Биограф замечает, что «именно в свете этого события мы должны трактовать фрагменты из „Сельских похорон“ в „Книге эскизов“ и „Кануна святого Марка“ в „Брейсбридж-Холле“». Из первого сочинения мы приводим отрывок, который ныне так мощно иллюстрируется опытом самого автора:
«Скорбь об ушедших — это единственная печаль, с которой мы отказываемся расставаться. Любую другую рану мы стремимся исцелить; любое другое горе — забыть; но эту рану мы почитаем за долг держать открытой; эту скорбь мы лелеем и обдумываем в уединении. Где та мать, которая добровольно забудет младенца, увядшего подобно цветку на ее руках, пусть даже каждое воспоминание приносит острую боль? Где тот ребенок, который добровольно забудет нежнейшего из родителей, даже если помнить — значит лишь оплакивать? Кто в час агонии забудет друга, по которому он плачет? Кто, когда могила смыкается над останками того, кого он любил сильней всего, когда он чувствует, как его сердце буквально сокрушается при закрытии этой створки, примет утешение, которое должно быть куплено ценой забвения? Нет; любовь, переживающая могилу, — одно из благороднейших свойств души.

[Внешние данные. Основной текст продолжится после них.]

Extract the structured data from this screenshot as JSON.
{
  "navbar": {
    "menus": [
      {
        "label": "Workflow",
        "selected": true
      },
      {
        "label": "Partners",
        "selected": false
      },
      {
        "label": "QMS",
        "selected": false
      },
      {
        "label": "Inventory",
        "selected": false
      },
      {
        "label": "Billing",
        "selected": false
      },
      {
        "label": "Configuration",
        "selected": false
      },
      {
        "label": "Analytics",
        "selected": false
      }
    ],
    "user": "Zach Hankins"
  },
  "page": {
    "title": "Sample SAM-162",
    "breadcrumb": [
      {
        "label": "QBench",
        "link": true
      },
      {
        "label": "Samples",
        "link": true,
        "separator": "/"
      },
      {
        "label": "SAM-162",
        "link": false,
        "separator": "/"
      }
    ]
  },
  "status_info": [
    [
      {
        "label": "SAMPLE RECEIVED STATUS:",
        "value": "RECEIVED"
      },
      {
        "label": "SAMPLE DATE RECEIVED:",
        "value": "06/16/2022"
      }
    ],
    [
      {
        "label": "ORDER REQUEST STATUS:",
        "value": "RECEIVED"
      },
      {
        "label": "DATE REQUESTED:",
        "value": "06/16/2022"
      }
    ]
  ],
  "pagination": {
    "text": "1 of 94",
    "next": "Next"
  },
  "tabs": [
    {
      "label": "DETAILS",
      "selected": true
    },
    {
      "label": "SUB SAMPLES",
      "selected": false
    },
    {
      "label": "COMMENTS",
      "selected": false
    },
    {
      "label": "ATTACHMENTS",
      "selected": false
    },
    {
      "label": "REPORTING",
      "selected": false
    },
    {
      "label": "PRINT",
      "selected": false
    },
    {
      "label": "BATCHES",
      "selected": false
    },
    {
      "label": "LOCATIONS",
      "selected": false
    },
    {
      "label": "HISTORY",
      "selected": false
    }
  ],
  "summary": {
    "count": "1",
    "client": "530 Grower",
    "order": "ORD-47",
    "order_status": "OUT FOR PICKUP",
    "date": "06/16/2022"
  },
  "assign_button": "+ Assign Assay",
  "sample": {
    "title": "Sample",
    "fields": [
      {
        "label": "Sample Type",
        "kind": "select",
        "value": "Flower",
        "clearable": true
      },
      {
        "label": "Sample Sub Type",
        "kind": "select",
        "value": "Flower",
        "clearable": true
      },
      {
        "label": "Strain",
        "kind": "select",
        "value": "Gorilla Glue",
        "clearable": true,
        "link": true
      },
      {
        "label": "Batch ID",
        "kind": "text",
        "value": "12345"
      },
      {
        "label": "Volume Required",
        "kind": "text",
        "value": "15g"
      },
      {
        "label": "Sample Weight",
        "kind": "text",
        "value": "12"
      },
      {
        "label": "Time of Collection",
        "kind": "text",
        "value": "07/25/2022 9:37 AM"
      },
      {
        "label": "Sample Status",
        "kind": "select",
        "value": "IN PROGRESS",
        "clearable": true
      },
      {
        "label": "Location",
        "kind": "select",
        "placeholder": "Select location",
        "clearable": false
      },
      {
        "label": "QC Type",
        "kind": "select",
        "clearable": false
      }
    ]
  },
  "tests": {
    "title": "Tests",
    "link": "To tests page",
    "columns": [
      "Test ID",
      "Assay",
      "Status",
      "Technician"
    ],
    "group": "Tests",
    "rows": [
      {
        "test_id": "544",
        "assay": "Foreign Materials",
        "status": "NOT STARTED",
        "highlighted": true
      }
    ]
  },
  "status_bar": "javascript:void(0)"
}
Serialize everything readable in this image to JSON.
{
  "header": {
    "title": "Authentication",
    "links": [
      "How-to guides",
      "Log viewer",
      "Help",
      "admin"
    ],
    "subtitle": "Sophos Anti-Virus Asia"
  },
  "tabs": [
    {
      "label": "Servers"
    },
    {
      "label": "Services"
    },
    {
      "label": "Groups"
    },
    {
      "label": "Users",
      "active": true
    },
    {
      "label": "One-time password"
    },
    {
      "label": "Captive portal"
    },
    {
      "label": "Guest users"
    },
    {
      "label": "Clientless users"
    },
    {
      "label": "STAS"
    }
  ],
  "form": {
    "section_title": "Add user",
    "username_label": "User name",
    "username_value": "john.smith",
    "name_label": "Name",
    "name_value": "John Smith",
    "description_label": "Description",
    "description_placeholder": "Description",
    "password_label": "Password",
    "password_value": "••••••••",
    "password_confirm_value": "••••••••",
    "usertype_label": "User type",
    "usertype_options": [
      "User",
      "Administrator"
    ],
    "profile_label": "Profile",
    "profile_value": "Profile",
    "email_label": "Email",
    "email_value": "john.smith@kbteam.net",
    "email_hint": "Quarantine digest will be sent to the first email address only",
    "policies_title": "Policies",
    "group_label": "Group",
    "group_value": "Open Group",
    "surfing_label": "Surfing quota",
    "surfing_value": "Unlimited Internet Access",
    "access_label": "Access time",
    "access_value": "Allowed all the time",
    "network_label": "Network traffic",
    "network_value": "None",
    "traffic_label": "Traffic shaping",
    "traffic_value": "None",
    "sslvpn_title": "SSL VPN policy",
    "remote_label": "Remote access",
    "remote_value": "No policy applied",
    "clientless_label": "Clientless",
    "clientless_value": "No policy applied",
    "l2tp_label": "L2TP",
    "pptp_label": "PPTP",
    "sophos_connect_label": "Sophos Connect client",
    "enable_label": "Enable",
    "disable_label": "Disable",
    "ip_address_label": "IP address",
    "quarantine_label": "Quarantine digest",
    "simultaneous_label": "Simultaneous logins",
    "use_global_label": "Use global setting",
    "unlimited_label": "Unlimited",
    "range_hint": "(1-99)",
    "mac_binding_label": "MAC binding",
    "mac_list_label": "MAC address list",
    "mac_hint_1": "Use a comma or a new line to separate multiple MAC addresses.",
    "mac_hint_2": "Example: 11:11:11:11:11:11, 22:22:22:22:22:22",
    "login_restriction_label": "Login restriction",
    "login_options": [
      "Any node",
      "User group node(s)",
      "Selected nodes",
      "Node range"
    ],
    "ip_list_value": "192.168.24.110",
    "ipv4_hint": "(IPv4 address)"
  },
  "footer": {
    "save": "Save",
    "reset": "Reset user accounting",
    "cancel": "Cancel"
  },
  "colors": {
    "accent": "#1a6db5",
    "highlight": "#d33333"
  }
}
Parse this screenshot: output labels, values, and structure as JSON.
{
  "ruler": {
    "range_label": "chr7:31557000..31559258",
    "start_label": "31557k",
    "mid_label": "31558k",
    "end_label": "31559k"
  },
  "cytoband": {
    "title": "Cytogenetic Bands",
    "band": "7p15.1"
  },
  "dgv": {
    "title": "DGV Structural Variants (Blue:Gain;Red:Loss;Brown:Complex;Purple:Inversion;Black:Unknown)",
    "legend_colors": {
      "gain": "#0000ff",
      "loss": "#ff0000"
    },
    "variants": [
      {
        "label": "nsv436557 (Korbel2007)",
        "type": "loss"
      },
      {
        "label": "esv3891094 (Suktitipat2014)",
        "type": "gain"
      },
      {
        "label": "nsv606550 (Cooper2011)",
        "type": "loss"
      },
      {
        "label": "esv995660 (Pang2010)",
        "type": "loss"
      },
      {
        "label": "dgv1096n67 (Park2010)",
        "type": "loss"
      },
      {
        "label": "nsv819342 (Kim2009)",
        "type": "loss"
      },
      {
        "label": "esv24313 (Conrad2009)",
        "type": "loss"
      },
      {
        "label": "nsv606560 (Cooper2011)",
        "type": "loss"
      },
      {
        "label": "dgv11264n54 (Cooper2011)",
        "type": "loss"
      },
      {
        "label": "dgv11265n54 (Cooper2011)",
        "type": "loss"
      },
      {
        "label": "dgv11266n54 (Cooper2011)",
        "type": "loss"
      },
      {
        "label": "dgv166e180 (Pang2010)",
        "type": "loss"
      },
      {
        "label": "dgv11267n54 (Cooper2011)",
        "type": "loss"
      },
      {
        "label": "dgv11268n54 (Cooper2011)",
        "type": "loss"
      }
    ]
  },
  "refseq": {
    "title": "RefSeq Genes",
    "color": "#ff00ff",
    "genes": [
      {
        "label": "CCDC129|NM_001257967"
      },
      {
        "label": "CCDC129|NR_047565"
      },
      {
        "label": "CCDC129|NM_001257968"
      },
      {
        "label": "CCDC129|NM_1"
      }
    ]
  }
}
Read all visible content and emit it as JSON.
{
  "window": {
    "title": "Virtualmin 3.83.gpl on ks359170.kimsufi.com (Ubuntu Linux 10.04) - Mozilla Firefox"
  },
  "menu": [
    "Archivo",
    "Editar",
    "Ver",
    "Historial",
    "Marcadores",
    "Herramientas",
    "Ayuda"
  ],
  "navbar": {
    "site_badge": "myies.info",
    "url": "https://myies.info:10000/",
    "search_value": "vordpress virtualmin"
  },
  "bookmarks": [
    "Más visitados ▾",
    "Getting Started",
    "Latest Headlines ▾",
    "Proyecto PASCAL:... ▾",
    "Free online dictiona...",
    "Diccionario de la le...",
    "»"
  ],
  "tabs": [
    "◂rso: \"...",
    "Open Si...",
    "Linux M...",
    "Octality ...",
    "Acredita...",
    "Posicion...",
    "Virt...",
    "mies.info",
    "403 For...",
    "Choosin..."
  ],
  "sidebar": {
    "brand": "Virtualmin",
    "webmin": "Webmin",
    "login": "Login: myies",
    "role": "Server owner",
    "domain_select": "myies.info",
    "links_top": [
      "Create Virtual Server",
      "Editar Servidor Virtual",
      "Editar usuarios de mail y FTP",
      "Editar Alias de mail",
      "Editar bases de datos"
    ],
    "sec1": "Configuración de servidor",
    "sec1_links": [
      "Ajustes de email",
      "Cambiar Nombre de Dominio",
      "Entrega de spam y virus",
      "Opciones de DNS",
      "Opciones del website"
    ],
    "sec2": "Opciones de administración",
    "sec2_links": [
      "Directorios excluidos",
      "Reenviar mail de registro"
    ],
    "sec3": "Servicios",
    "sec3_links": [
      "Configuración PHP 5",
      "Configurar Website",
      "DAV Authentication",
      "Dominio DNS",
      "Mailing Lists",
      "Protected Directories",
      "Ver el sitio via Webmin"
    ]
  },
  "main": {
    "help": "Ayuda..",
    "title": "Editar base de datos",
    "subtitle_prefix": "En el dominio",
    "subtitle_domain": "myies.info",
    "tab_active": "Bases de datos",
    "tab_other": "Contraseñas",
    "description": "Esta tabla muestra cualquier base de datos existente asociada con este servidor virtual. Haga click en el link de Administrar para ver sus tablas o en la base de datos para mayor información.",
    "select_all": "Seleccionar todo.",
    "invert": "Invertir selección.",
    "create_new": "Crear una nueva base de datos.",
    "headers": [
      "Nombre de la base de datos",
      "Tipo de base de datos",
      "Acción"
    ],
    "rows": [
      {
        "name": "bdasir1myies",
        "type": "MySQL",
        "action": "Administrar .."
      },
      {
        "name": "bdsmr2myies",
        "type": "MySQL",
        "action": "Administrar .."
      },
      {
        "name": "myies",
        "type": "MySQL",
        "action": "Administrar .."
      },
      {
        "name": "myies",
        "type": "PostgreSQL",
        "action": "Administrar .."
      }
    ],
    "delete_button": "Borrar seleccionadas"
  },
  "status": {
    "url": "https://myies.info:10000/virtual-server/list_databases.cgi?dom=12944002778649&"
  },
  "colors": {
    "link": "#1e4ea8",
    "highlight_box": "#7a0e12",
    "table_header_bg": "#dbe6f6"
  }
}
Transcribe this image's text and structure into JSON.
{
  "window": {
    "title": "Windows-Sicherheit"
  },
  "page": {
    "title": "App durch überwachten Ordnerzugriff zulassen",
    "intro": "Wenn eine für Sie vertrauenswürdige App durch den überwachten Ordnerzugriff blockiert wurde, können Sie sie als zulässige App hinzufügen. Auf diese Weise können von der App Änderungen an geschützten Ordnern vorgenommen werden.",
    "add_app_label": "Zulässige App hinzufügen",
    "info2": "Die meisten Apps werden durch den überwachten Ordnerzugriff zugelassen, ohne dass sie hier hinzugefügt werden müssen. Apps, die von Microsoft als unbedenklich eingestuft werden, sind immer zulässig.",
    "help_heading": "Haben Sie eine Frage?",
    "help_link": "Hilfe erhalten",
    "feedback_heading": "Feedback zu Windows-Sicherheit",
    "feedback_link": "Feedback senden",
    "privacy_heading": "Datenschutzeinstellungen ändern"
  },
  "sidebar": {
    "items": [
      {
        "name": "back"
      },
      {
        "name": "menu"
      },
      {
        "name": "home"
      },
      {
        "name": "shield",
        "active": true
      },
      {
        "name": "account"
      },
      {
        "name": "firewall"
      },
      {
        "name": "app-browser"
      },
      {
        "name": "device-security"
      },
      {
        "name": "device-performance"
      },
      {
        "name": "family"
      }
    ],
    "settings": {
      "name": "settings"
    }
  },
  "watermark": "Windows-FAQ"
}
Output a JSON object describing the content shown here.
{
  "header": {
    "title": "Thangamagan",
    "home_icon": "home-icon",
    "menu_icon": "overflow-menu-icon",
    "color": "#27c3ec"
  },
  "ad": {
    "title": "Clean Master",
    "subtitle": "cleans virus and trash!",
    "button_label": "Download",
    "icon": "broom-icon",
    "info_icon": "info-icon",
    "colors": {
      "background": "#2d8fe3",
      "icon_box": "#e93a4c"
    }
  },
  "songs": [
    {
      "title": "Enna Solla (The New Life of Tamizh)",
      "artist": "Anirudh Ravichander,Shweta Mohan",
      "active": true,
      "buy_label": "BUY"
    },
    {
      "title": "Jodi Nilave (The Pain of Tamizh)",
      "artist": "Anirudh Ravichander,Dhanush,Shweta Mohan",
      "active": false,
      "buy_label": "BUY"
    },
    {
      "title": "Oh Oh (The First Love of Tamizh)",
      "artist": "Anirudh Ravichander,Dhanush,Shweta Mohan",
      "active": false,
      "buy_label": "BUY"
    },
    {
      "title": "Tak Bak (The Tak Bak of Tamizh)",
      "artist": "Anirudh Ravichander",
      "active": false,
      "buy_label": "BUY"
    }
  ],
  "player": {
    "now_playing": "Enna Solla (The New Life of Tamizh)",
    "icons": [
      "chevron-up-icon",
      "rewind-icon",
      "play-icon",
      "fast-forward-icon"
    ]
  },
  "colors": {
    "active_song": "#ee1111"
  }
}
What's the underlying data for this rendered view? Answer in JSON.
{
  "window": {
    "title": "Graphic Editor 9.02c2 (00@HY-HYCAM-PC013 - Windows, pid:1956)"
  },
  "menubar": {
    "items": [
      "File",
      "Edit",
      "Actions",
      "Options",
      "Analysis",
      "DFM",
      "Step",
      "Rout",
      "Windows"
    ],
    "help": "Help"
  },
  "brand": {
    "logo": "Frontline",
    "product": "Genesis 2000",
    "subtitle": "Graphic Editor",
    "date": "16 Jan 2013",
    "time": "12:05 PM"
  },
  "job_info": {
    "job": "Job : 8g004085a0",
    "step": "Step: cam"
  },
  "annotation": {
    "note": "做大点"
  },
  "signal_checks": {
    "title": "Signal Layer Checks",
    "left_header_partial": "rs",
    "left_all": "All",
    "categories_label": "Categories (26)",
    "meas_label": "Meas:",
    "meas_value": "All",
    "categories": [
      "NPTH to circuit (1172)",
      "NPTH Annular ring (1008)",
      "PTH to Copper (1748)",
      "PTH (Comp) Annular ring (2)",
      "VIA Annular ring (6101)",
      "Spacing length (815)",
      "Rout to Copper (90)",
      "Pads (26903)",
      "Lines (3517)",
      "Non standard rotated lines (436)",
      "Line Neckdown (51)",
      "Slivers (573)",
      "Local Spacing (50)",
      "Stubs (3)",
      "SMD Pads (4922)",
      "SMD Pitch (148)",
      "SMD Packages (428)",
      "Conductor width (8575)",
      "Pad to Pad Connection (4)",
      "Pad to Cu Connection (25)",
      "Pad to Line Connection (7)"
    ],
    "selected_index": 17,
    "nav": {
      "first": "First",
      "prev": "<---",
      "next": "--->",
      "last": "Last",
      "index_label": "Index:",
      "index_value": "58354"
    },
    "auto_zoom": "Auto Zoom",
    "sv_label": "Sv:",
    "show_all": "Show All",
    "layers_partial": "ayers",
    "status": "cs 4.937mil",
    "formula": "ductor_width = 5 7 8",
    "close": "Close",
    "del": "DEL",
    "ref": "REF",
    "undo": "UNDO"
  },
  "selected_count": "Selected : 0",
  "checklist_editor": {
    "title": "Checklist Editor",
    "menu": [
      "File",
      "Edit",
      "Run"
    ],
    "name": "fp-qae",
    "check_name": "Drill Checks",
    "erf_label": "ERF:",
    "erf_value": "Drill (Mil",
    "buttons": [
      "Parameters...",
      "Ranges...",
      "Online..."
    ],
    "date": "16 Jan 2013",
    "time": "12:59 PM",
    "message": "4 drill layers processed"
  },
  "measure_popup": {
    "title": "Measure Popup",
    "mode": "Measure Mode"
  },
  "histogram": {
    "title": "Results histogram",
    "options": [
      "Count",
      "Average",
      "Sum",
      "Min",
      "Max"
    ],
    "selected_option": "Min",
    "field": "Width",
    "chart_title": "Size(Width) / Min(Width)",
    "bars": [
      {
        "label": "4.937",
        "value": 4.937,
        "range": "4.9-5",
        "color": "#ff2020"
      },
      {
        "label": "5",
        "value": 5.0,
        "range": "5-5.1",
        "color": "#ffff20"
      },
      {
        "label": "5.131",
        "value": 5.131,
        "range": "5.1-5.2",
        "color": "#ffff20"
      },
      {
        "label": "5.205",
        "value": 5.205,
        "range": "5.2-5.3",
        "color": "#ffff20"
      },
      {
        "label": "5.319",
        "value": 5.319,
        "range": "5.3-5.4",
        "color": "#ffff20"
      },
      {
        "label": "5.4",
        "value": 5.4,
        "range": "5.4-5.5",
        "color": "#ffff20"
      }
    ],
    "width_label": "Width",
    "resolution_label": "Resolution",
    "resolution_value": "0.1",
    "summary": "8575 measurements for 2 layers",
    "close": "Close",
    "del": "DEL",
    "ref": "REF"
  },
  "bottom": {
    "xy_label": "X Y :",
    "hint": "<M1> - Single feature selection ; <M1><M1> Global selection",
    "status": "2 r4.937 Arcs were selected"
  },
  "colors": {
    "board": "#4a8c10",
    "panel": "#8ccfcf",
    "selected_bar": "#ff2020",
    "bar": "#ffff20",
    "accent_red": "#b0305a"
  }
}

Если у нее есть свои скорби, у нее есть и свои восторги; и когда всесокрушающий порыв горя стихает до кроткой слезы воспоминания; когда внезапная боль и судорожная агония по нынешним руинам всего самого дорогого смягчаются до задумчивой медитации о том, чем оно было в дни своей прелести, кто станет вырывать такую скорбь из сердца? Хотя она порой и бросает мимолетную тень на яркий час веселья или нагоняет глубокую печаль на час мрака, кто променяет ее даже на песню радости или всплеск бурного ликования? Нет; из могилы несется голос слаще любой песни; существует память об ушедших, к которой мы обращаемся даже от прелестей живых... Но могила тех, кого мы любим, — что за место для размышлений! Именно там мы вызываем в долгом круговороте всю историю добродетели и благости и тысячу знаков нежности, расточаемых нам почти незаметно в ежедневном общении близости; именно там мы размышляем о нежности, торжественной, страшной нежности предсмертного часа. Смертный одр со всеми его подавленными горестями, безмолвным уходом, тихими, бдительными стараниями! Последние свидетельства угасающей любви! Слабое, трепещущее, волнующее — о, как волнующе! — пожатие руки! Последний нежный взгляд затуманенного взора, обращенный к нам даже с порога бытия! Слабенькие, прерывающиеся акценты, борющиеся в смертный час за то, чтобы выразить еще одно уверение в привязанности!»